Mandy, por otro lado, estaba hirviendo de resentimiento, mientras que Grace pasaba sus días nerviosa, aterrorizada ante el regreso de Lionel y el castigo que podría esperarle.
Pasó una semana, y Chloe finalmente regresó del hospital.
Joanna, que había estado sonriendo durante días, sintió que su sonrisa desaparecía en el momento en que puso los ojos en Chloe.
En su mente, Chloe había intentado usar al niño en su vientre para asegurar su posición, y ahora que había perdido al bebé, su carta de negociación había desaparecido. Incluso si no se quitaba la vida, al menos debería estar devastada—frágil, abatida, a un paso de la muerte.
Sin embargo, después de una semana, ¡Chloe se veía radiante, su tez incluso más resplandeciente que antes!
No había señal de dolor por la pérdida de su hijo—estaba riendo y charlando como si rebosara de felicidad.
¡Imposible!
¿La había vuelto loca el shock?
Joanna había presenciado personalmente cómo Chloe perdía al niño, así que ni siquiera se le pasó por la mente que el bebé pudiera seguir vivo.
Sintiendo la mirada escrutadora de Joanna, Chloe giró la cabeza y le dedicó una leve sonrisa conocedora.
Entendía la confusión de Joanna.
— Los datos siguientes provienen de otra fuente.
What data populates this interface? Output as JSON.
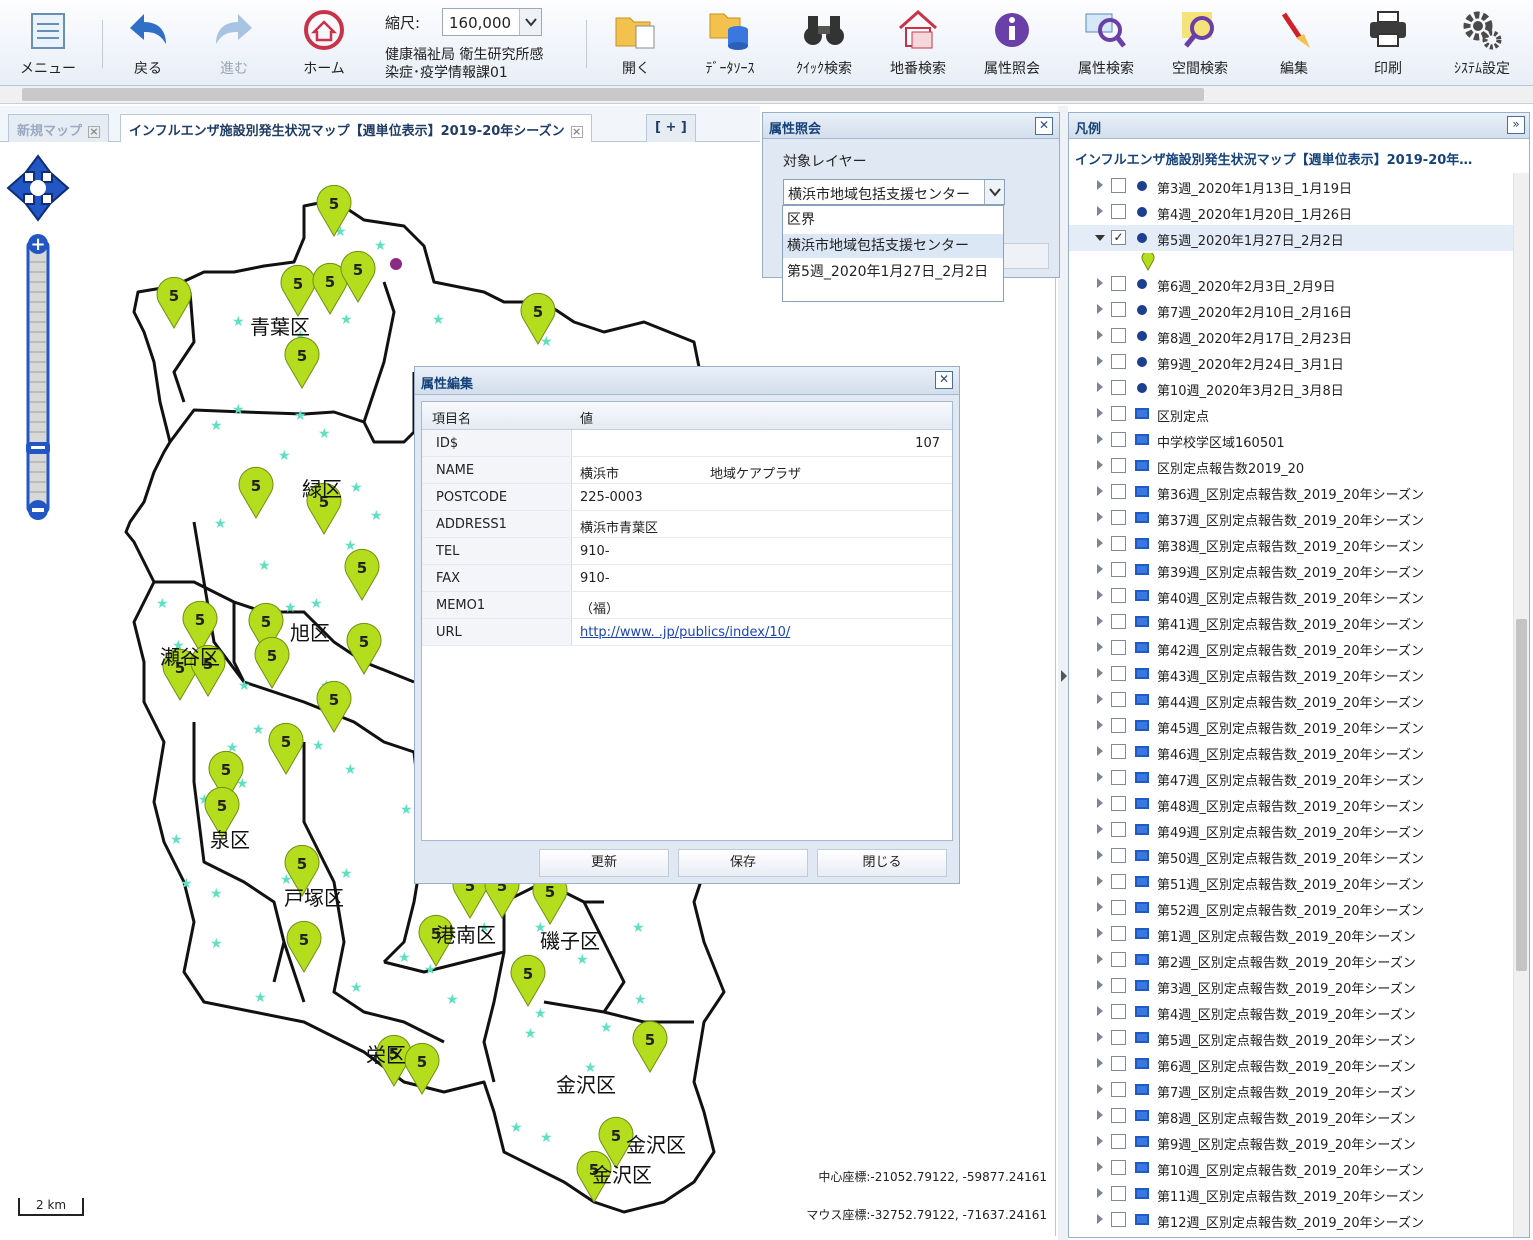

Pero por más que Joanna se rompiera la cabeza, nunca adivinaría que Chloe había engañado a todos con nada más que una bolsa de sangre.
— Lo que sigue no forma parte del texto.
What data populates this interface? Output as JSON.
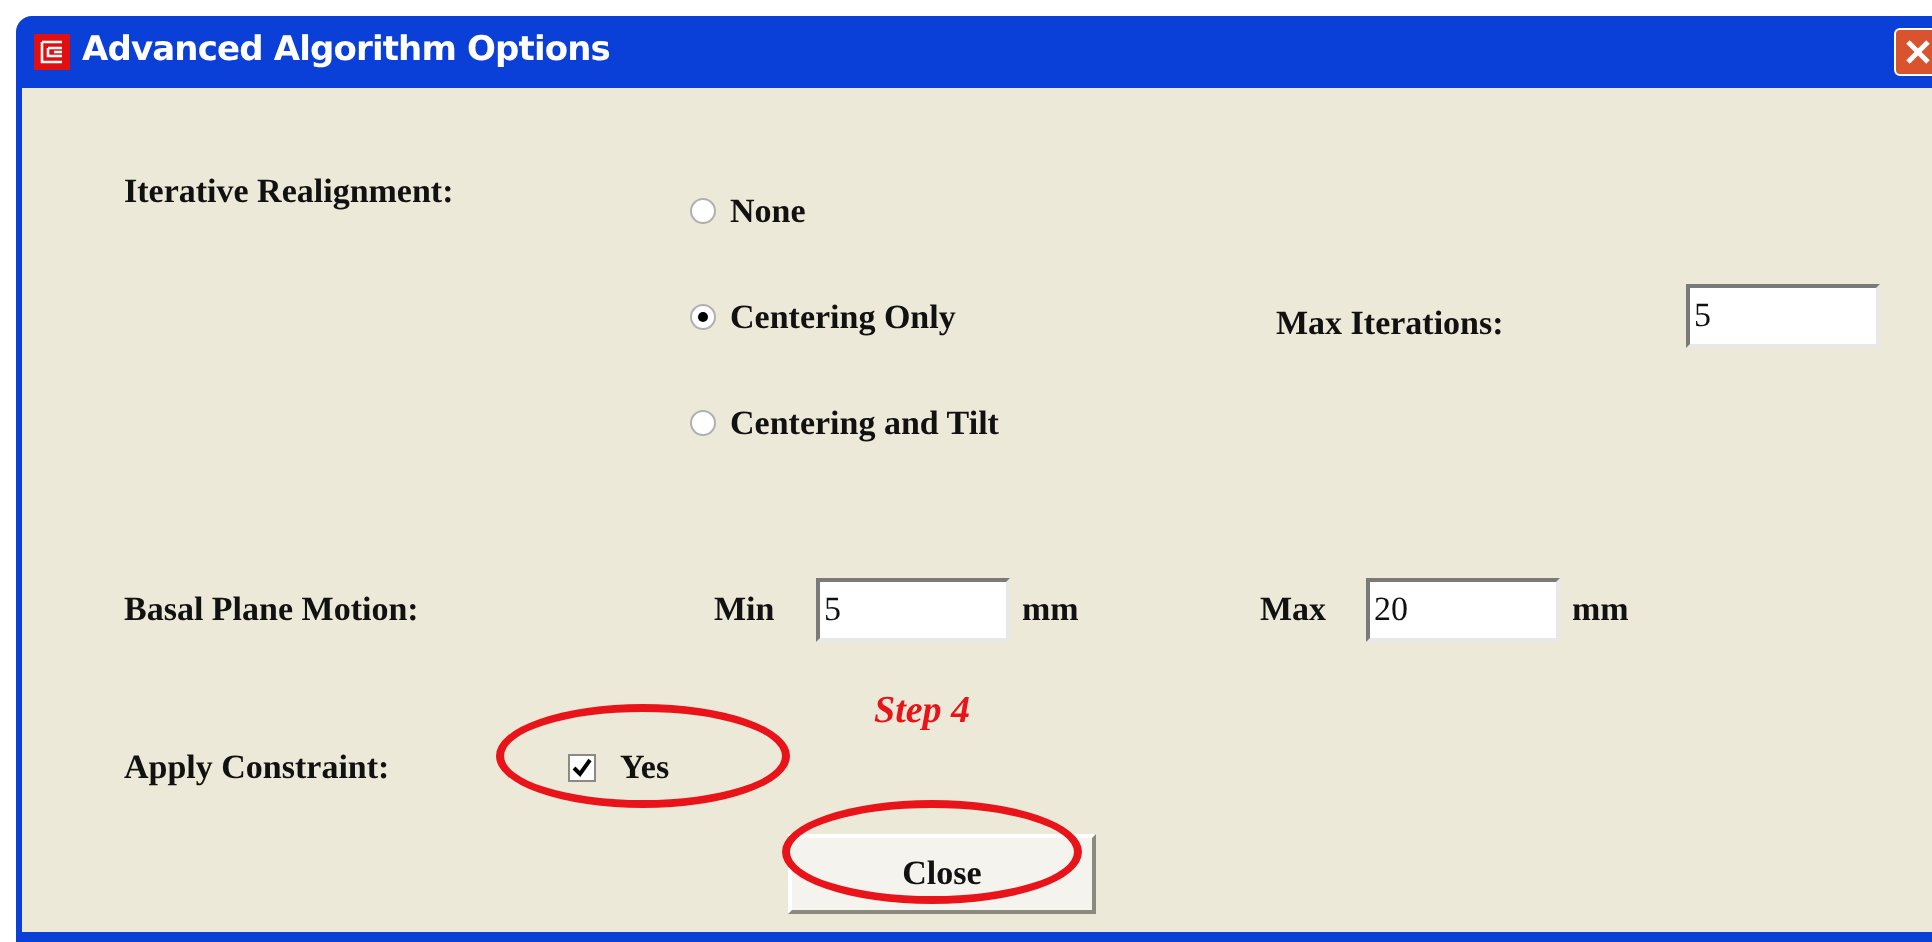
{
  "window": {
    "title": "Advanced Algorithm Options"
  },
  "iterative_realignment": {
    "label": "Iterative Realignment:",
    "options": [
      {
        "label": "None",
        "selected": false
      },
      {
        "label": "Centering Only",
        "selected": true
      },
      {
        "label": "Centering and Tilt",
        "selected": false
      }
    ]
  },
  "max_iterations": {
    "label": "Max Iterations:",
    "value": "5"
  },
  "basal_plane_motion": {
    "label": "Basal Plane Motion:",
    "min_label": "Min",
    "min_value": "5",
    "min_unit": "mm",
    "max_label": "Max",
    "max_value": "20",
    "max_unit": "mm"
  },
  "annotation": {
    "text": "Step 4"
  },
  "apply_constraint": {
    "label": "Apply Constraint:",
    "checkbox_label": "Yes",
    "checked": true
  },
  "buttons": [
    {
      "label": "Close"
    }
  ]
}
Joanna quería acercarse, para sonsacarle alguna información a Chloe.
Pero antes de que pudiera, Lionel llegó justo a tiempo, rodeando a Chloe con un brazo y llevándola escaleras arriba. Su mirada—fría y afilada como una navaja—cayó sobre Joanna como una plaga, obligándola a retroceder involuntariamente a pesar de sus mejores esfuerzos por mantener las apariencias.
No entendía—¿qué había hecho para provocarlo?
Viendo a los dos susurrarse íntimamente mientras subían las escaleras, los ojos de Joanna ardían de celos.
Por suerte, la boda era solo dentro de una semana.
***
De vuelta en la habitación, Lionel atrajo a Chloe fuertemente hacia su abrazo. Su excitación era casi maniática mientras la besaba febrilmente.
—León… ¿qué te pasa…? —Chloe esquivó sus labios y encontró un momento para jadear la pregunta.
No tenía idea de que antes de que le dieran el alta, Lionel había ido al consultorio del obstetra para hacer una pregunta muy específica.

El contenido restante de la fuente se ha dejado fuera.